PyTorch C++ Deployment
Introduction
PyTorch is one of the most popular deep learning frameworks used for building and training neural networks. While Python is excellent for model development and experimentation, there are many scenarios where deploying models in a production environment requires faster execution, lower memory footprint, or integration with existing C++ applications.
This is where PyTorch's C++ API, known as LibTorch, comes in. LibTorch allows you to:
- Deploy models in C++ environments without Python dependencies
- Integrate deep learning capabilities into existing C++ applications
- Achieve potentially better performance for inference tasks
- Create standalone applications that can run on devices without Python
In this guide, we'll walk through the entire process of taking a PyTorch model developed in Python and deploying it using C++.
Prerequisites
Before diving into PyTorch C++ deployment, you should have:
- Basic knowledge of PyTorch in Python
- Familiarity with C++ programming
- A pre-trained PyTorch model you want to deploy
- C++ development environment (compiler, build system)
Setting Up the LibTorch Environment
Step 1: Download LibTorch
First, you need to download the LibTorch library, which is the C++ distribution of PyTorch:
- Visit the PyTorch website
- Select your preferences (stable/nightly, your OS, C++/LibTorch, your CUDA version)
- Download the recommended binary
# Example for downloading LibTorch on Linux with CUDA 11.7
wget https://download.pytorch.org/libtorch/cu117/libtorch-cxx11-abi-shared-with-deps-2.0.0%2Bcu117.zip
unzip libtorch-cxx11-abi-shared-with-deps-2.0.0+cu117.zip
Step 2: Configure Your Build System
For a simple CMake configuration:
cmake_minimum_required(VERSION 3.0 FATAL_ERROR)

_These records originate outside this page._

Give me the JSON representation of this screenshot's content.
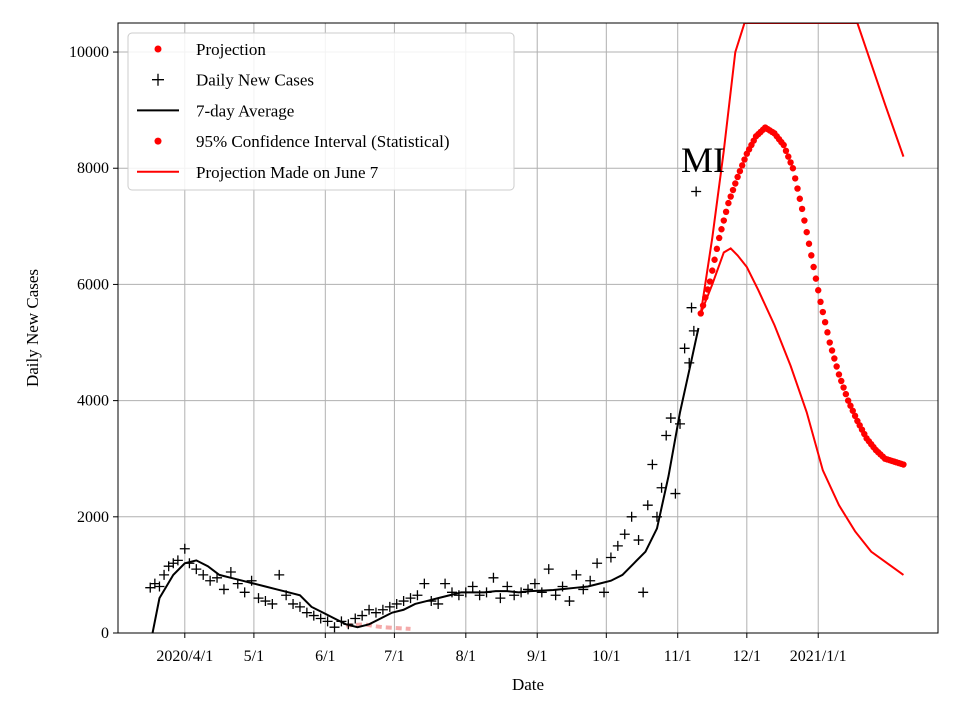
{
  "chart_data": {
    "type": "line",
    "title": "",
    "annotation": "MI",
    "xlabel": "Date",
    "ylabel": "Daily New Cases",
    "x_tick_labels": [
      "2020/4/1",
      "5/1",
      "6/1",
      "7/1",
      "8/1",
      "9/1",
      "10/1",
      "11/1",
      "12/1",
      "2021/1/1"
    ],
    "y_tick_labels": [
      "0",
      "2000",
      "4000",
      "6000",
      "8000",
      "10000"
    ],
    "xlim": [
      "2020-03-03",
      "2021-02-22"
    ],
    "ylim": [
      0,
      10500
    ],
    "grid": true,
    "legend_position": "top-left",
    "legend": [
      {
        "label": "Projection",
        "style": "red-dot"
      },
      {
        "label": "Daily New Cases",
        "style": "black-plus"
      },
      {
        "label": "7-day Average",
        "style": "black-line"
      },
      {
        "label": "95% Confidence Interval (Statistical)",
        "style": "red-dot"
      },
      {
        "label": "Projection Made on June 7",
        "style": "red-line"
      }
    ],
    "colors": {
      "projection": "#ff0000",
      "cases": "#000000",
      "average": "#000000",
      "june7": "#ff0000",
      "june7_faint": "#f4aaaa"
    },
    "series": [
      {
        "name": "Daily New Cases",
        "x": [
          "2020-03-17",
          "2020-03-19",
          "2020-03-21",
          "2020-03-23",
          "2020-03-25",
          "2020-03-27",
          "2020-03-29",
          "2020-04-01",
          "2020-04-03",
          "2020-04-06",
          "2020-04-09",
          "2020-04-12",
          "2020-04-15",
          "2020-04-18",
          "2020-04-21",
          "2020-04-24",
          "2020-04-27",
          "2020-04-30",
          "2020-05-03",
          "2020-05-06",
          "2020-05-09",
          "2020-05-12",
          "2020-05-15",
          "2020-05-18",
          "2020-05-21",
          "2020-05-24",
          "2020-05-27",
          "2020-05-30",
          "2020-06-02",
          "2020-06-05",
          "2020-06-08",
          "2020-06-11",
          "2020-06-14",
          "2020-06-17",
          "2020-06-20",
          "2020-06-23",
          "2020-06-26",
          "2020-06-29",
          "2020-07-02",
          "2020-07-05",
          "2020-07-08",
          "2020-07-11",
          "2020-07-14",
          "2020-07-17",
          "2020-07-20",
          "2020-07-23",
          "2020-07-26",
          "2020-07-29",
          "2020-08-01",
          "2020-08-04",
          "2020-08-07",
          "2020-08-10",
          "2020-08-13",
          "2020-08-16",
          "2020-08-19",
          "2020-08-22",
          "2020-08-25",
          "2020-08-28",
          "2020-08-31",
          "2020-09-03",
          "2020-09-06",
          "2020-09-09",
          "2020-09-12",
          "2020-09-15",
          "2020-09-18",
          "2020-09-21",
          "2020-09-24",
          "2020-09-27",
          "2020-09-30",
          "2020-10-03",
          "2020-10-06",
          "2020-10-09",
          "2020-10-12",
          "2020-10-15",
          "2020-10-17",
          "2020-10-19",
          "2020-10-21",
          "2020-10-23",
          "2020-10-25",
          "2020-10-27",
          "2020-10-29",
          "2020-10-31",
          "2020-11-02",
          "2020-11-04",
          "2020-11-06",
          "2020-11-07",
          "2020-11-08",
          "2020-11-09"
        ],
        "values": [
          780,
          850,
          800,
          1000,
          1150,
          1200,
          1250,
          1450,
          1200,
          1100,
          1000,
          900,
          950,
          750,
          1050,
          850,
          700,
          900,
          600,
          550,
          500,
          1000,
          650,
          500,
          450,
          350,
          300,
          250,
          200,
          100,
          200,
          150,
          250,
          300,
          400,
          350,
          400,
          450,
          500,
          550,
          600,
          650,
          850,
          550,
          500,
          850,
          700,
          650,
          700,
          800,
          650,
          700,
          950,
          600,
          800,
          650,
          700,
          750,
          850,
          700,
          1100,
          650,
          800,
          550,
          1000,
          750,
          900,
          1200,
          700,
          1300,
          1500,
          1700,
          2000,
          1600,
          700,
          2200,
          2900,
          2000,
          2500,
          3400,
          3700,
          2400,
          3600,
          4900,
          4650,
          5600,
          5200,
          7600
        ]
      },
      {
        "name": "7-day Average",
        "x": [
          "2020-03-18",
          "2020-03-21",
          "2020-03-24",
          "2020-03-27",
          "2020-04-01",
          "2020-04-06",
          "2020-04-11",
          "2020-04-16",
          "2020-04-21",
          "2020-04-26",
          "2020-05-01",
          "2020-05-06",
          "2020-05-11",
          "2020-05-16",
          "2020-05-21",
          "2020-05-26",
          "2020-05-31",
          "2020-06-05",
          "2020-06-10",
          "2020-06-15",
          "2020-06-20",
          "2020-06-25",
          "2020-06-30",
          "2020-07-05",
          "2020-07-10",
          "2020-07-15",
          "2020-07-20",
          "2020-07-25",
          "2020-07-30",
          "2020-08-04",
          "2020-08-09",
          "2020-08-14",
          "2020-08-19",
          "2020-08-24",
          "2020-08-29",
          "2020-09-03",
          "2020-09-08",
          "2020-09-13",
          "2020-09-18",
          "2020-09-23",
          "2020-09-28",
          "2020-10-03",
          "2020-10-08",
          "2020-10-13",
          "2020-10-18",
          "2020-10-23",
          "2020-10-28",
          "2020-11-02",
          "2020-11-07",
          "2020-11-10"
        ],
        "values": [
          0,
          600,
          800,
          1000,
          1200,
          1250,
          1150,
          1000,
          950,
          900,
          850,
          800,
          750,
          700,
          650,
          450,
          350,
          250,
          150,
          100,
          150,
          250,
          350,
          400,
          500,
          550,
          600,
          650,
          700,
          700,
          700,
          720,
          720,
          700,
          720,
          730,
          740,
          760,
          780,
          800,
          850,
          900,
          1000,
          1200,
          1400,
          1800,
          2700,
          3800,
          4700,
          5250
        ]
      },
      {
        "name": "Projection",
        "x": [
          "2020-11-11",
          "2020-11-15",
          "2020-11-19",
          "2020-11-23",
          "2020-11-27",
          "2020-12-01",
          "2020-12-05",
          "2020-12-09",
          "2020-12-13",
          "2020-12-17",
          "2020-12-21",
          "2020-12-25",
          "2020-12-29",
          "2021-01-02",
          "2021-01-06",
          "2021-01-10",
          "2021-01-14",
          "2021-01-18",
          "2021-01-22",
          "2021-01-26",
          "2021-01-30",
          "2021-02-03",
          "2021-02-07"
        ],
        "values": [
          5500,
          6050,
          6800,
          7400,
          7850,
          8250,
          8550,
          8700,
          8600,
          8400,
          8000,
          7300,
          6500,
          5700,
          5000,
          4450,
          4000,
          3650,
          3350,
          3150,
          3000,
          2950,
          2900
        ]
      },
      {
        "name": "95% Confidence Interval (Statistical) upper",
        "x": [
          "2020-11-11",
          "2020-11-16",
          "2020-11-21",
          "2020-11-26",
          "2020-11-30",
          "2021-01-18",
          "2021-01-24",
          "2021-01-30",
          "2021-02-07"
        ],
        "values": [
          5500,
          6800,
          8300,
          10000,
          10500,
          10500,
          9800,
          9100,
          8200
        ]
      },
      {
        "name": "95% Confidence Interval (Statistical) lower",
        "x": [
          "2020-11-11",
          "2020-11-16",
          "2020-11-21",
          "2020-11-24",
          "2020-11-27",
          "2020-12-01",
          "2020-12-06",
          "2020-12-13",
          "2020-12-20",
          "2020-12-27",
          "2021-01-03",
          "2021-01-10",
          "2021-01-17",
          "2021-01-24",
          "2021-01-31",
          "2021-02-07"
        ],
        "values": [
          5500,
          6000,
          6550,
          6620,
          6500,
          6300,
          5900,
          5300,
          4600,
          3800,
          2800,
          2200,
          1750,
          1400,
          1200,
          1000
        ]
      },
      {
        "name": "Projection Made on June 7",
        "x": [
          "2020-06-10",
          "2020-06-14",
          "2020-06-18",
          "2020-06-22",
          "2020-06-26",
          "2020-06-30",
          "2020-07-04",
          "2020-07-08"
        ],
        "values": [
          130,
          140,
          150,
          120,
          100,
          90,
          80,
          70
        ]
      }
    ]
  }
}
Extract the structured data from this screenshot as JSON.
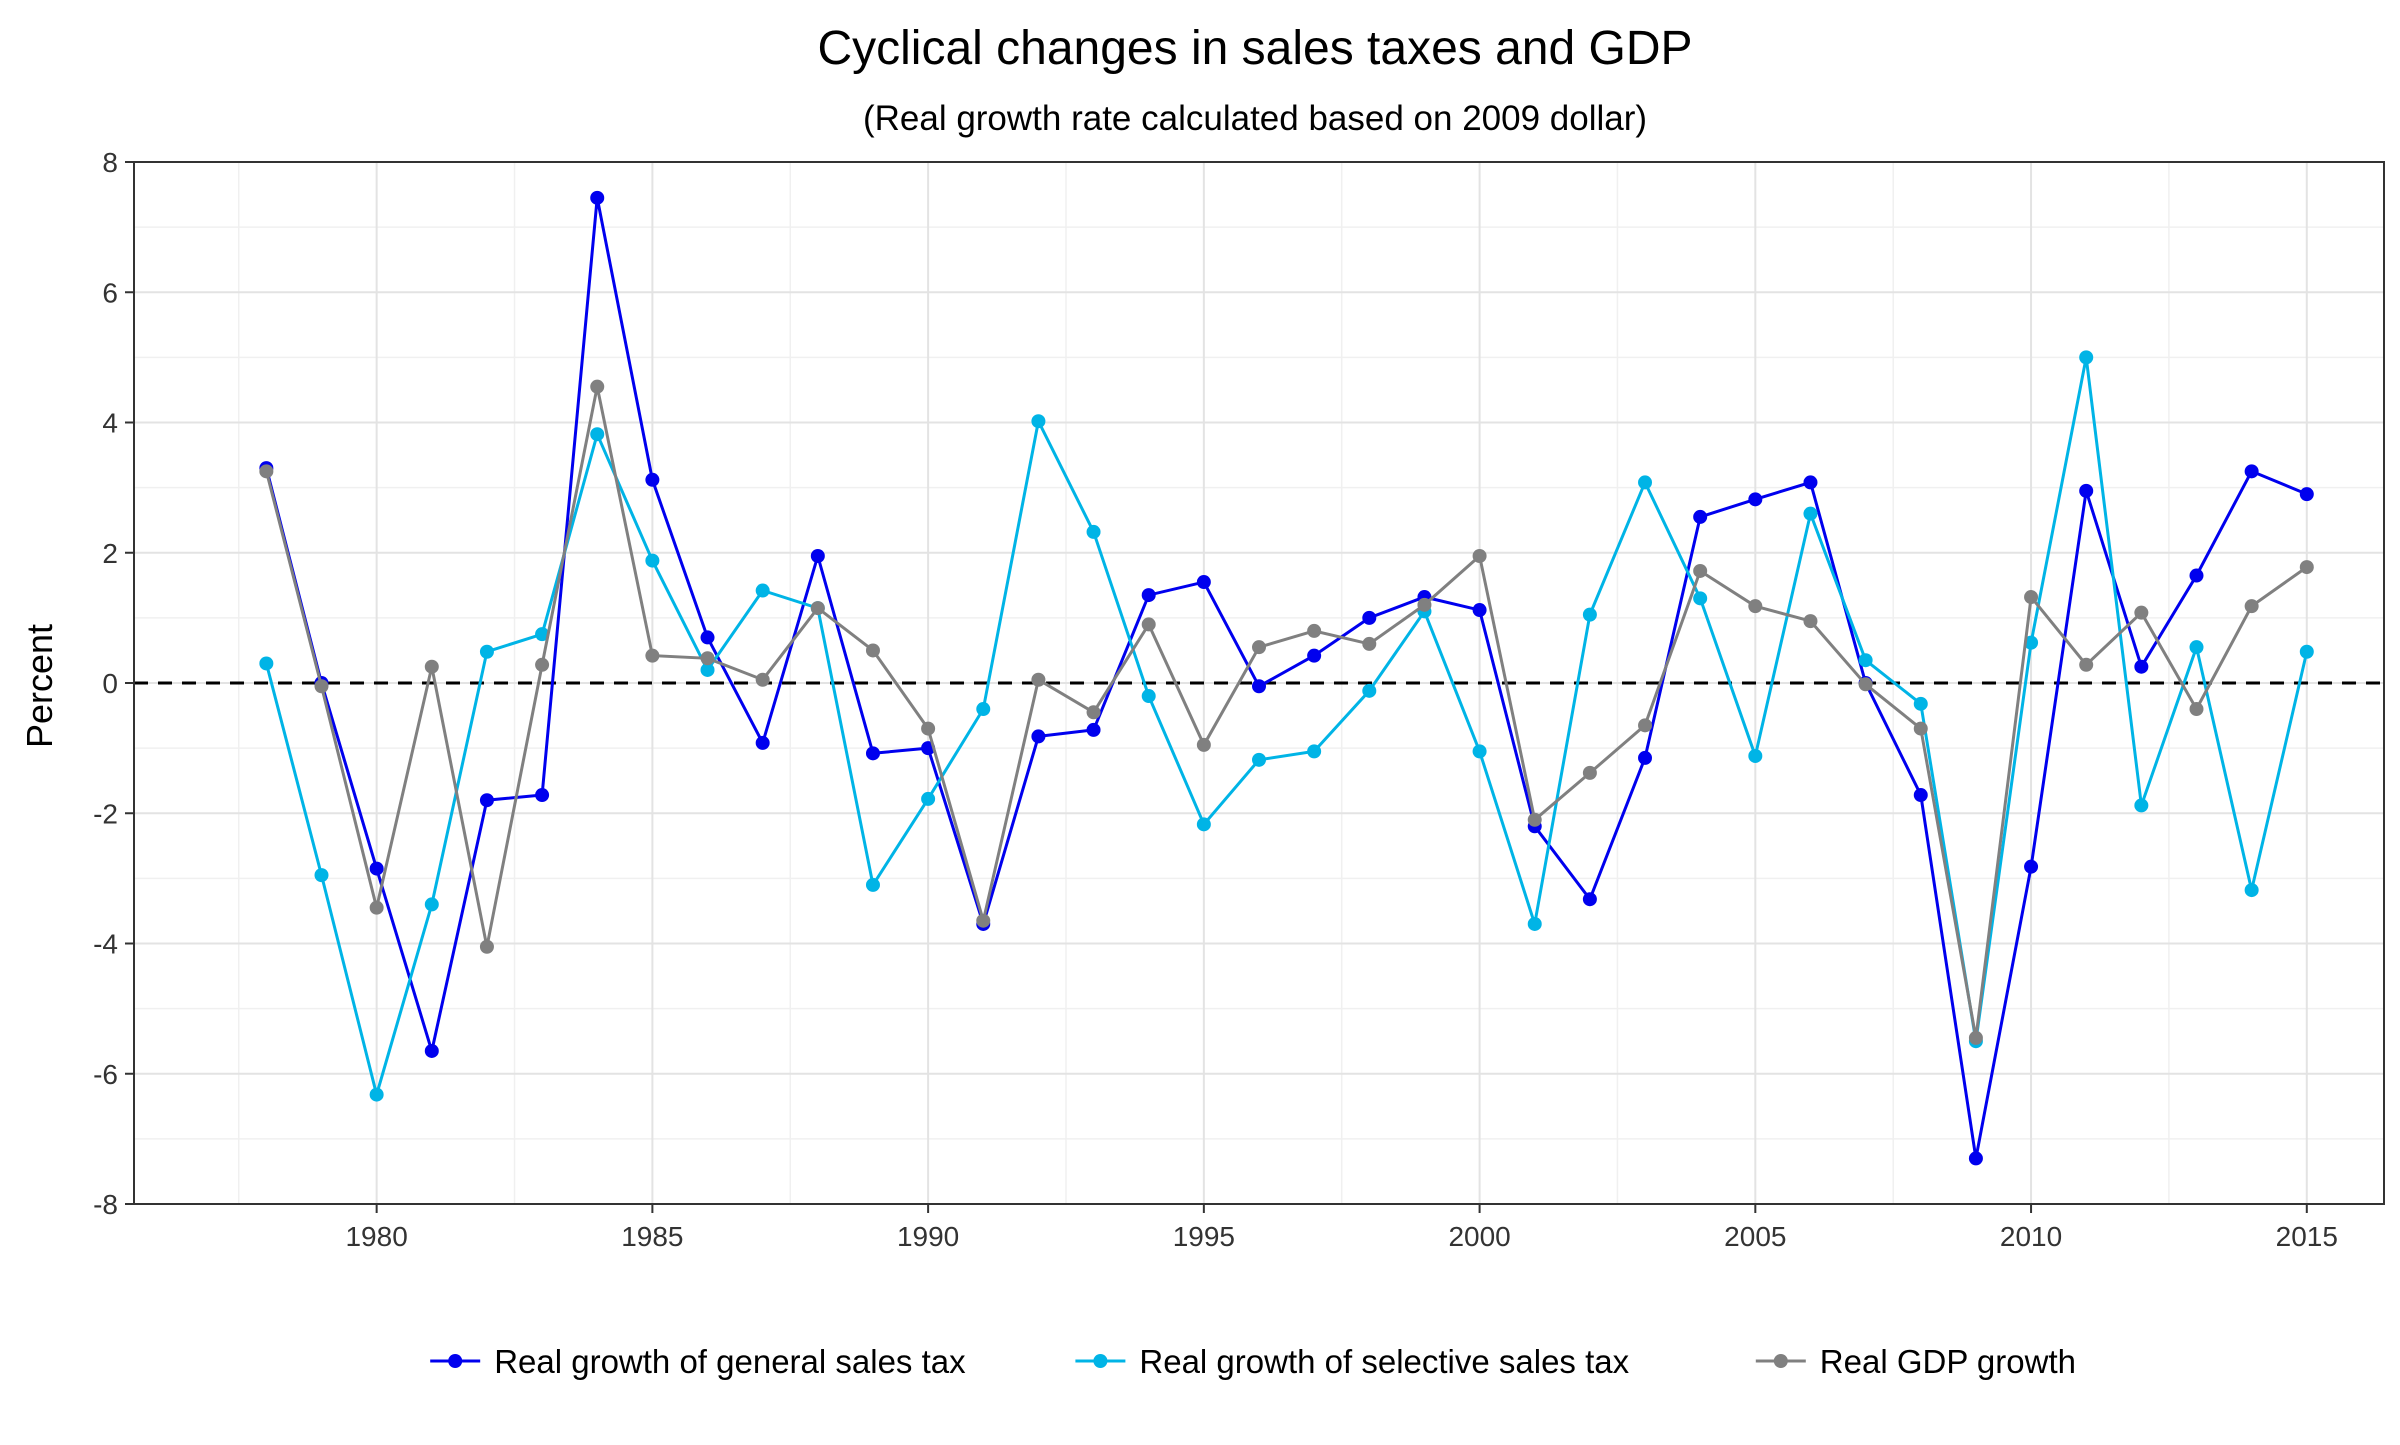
{
  "chart_data": {
    "type": "line",
    "title": "Cyclical changes in sales taxes and GDP",
    "subtitle": "(Real growth rate calculated based on 2009 dollar)",
    "xlabel": "",
    "ylabel": "Percent",
    "xlim": [
      1975.6,
      2016.4
    ],
    "ylim": [
      -8,
      8
    ],
    "x_ticks": [
      1980,
      1985,
      1990,
      1995,
      2000,
      2005,
      2010,
      2015
    ],
    "y_ticks": [
      -8,
      -6,
      -4,
      -2,
      0,
      2,
      4,
      6,
      8
    ],
    "grid": true,
    "reference_line": {
      "y": 0,
      "style": "dashed"
    },
    "legend_position": "bottom",
    "x": [
      1978,
      1979,
      1980,
      1981,
      1982,
      1983,
      1984,
      1985,
      1986,
      1987,
      1988,
      1989,
      1990,
      1991,
      1992,
      1993,
      1994,
      1995,
      1996,
      1997,
      1998,
      1999,
      2000,
      2001,
      2002,
      2003,
      2004,
      2005,
      2006,
      2007,
      2008,
      2009,
      2010,
      2011,
      2012,
      2013,
      2014,
      2015
    ],
    "series": [
      {
        "name": "Real growth of general sales tax",
        "color": "#0000ee",
        "values": [
          3.3,
          0.0,
          -2.85,
          -5.65,
          -1.8,
          -1.72,
          7.45,
          3.12,
          0.7,
          -0.92,
          1.95,
          -1.08,
          -1.0,
          -3.7,
          -0.82,
          -0.72,
          1.35,
          1.55,
          -0.05,
          0.42,
          1.0,
          1.32,
          1.12,
          -2.2,
          -3.32,
          -1.15,
          2.55,
          2.82,
          3.08,
          0.0,
          -1.72,
          -7.3,
          -2.82,
          2.95,
          0.25,
          1.65,
          3.25,
          2.9
        ]
      },
      {
        "name": "Real growth of selective sales tax",
        "color": "#00b4e6",
        "values": [
          0.3,
          -2.95,
          -6.32,
          -3.4,
          0.48,
          0.75,
          3.82,
          1.88,
          0.2,
          1.42,
          1.15,
          -3.1,
          -1.78,
          -0.4,
          4.02,
          2.32,
          -0.2,
          -2.17,
          -1.18,
          -1.05,
          -0.12,
          1.1,
          -1.05,
          -3.7,
          1.05,
          3.08,
          1.3,
          -1.12,
          2.6,
          0.35,
          -0.32,
          -5.5,
          0.62,
          5.0,
          -1.88,
          0.55,
          -3.18,
          0.48
        ]
      },
      {
        "name": "Real GDP growth",
        "color": "#808080",
        "values": [
          3.25,
          -0.05,
          -3.45,
          0.25,
          -4.05,
          0.28,
          4.55,
          0.42,
          0.38,
          0.05,
          1.15,
          0.5,
          -0.7,
          -3.65,
          0.05,
          -0.45,
          0.9,
          -0.95,
          0.55,
          0.8,
          0.6,
          1.2,
          1.95,
          -2.1,
          -1.38,
          -0.65,
          1.72,
          1.18,
          0.95,
          -0.02,
          -0.7,
          -5.45,
          1.32,
          0.28,
          1.08,
          -0.4,
          1.18,
          1.78
        ]
      }
    ]
  }
}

project(torch_cpp_example)
find_package(Torch REQUIRED)
set(CMAKE_CXX_FLAGS "${CMAKE_CXX_FLAGS} ${TORCH_CXX_FLAGS}")
add_executable(example example.cpp)
target_link_libraries(example "${TORCH_LIBRARIES}")
set_property(TARGET example PROPERTY CXX_STANDARD 14)
Exporting PyTorch Models for C++
Before deploying a model in C++, you need to export it from Python. PyTorch provides a few ways to do this:
Using TorchScript
TorchScript is a way to create serializable and optimizable models from PyTorch code. There are two ways to convert a model to TorchScript:
- Tracing: Runs example inputs through the model and captures the operations
- Scripting: Directly analyzes your model code and converts it
Example: Tracing a Model
import torch
import torchvision
# Load a pretrained model
model = torchvision.models.resnet18(pretrained=True)
model.eval()
# Create an example input
example_input = torch.rand(1, 3, 224, 224)
# Trace the model
traced_script_module = torch.jit.trace(model, example_input)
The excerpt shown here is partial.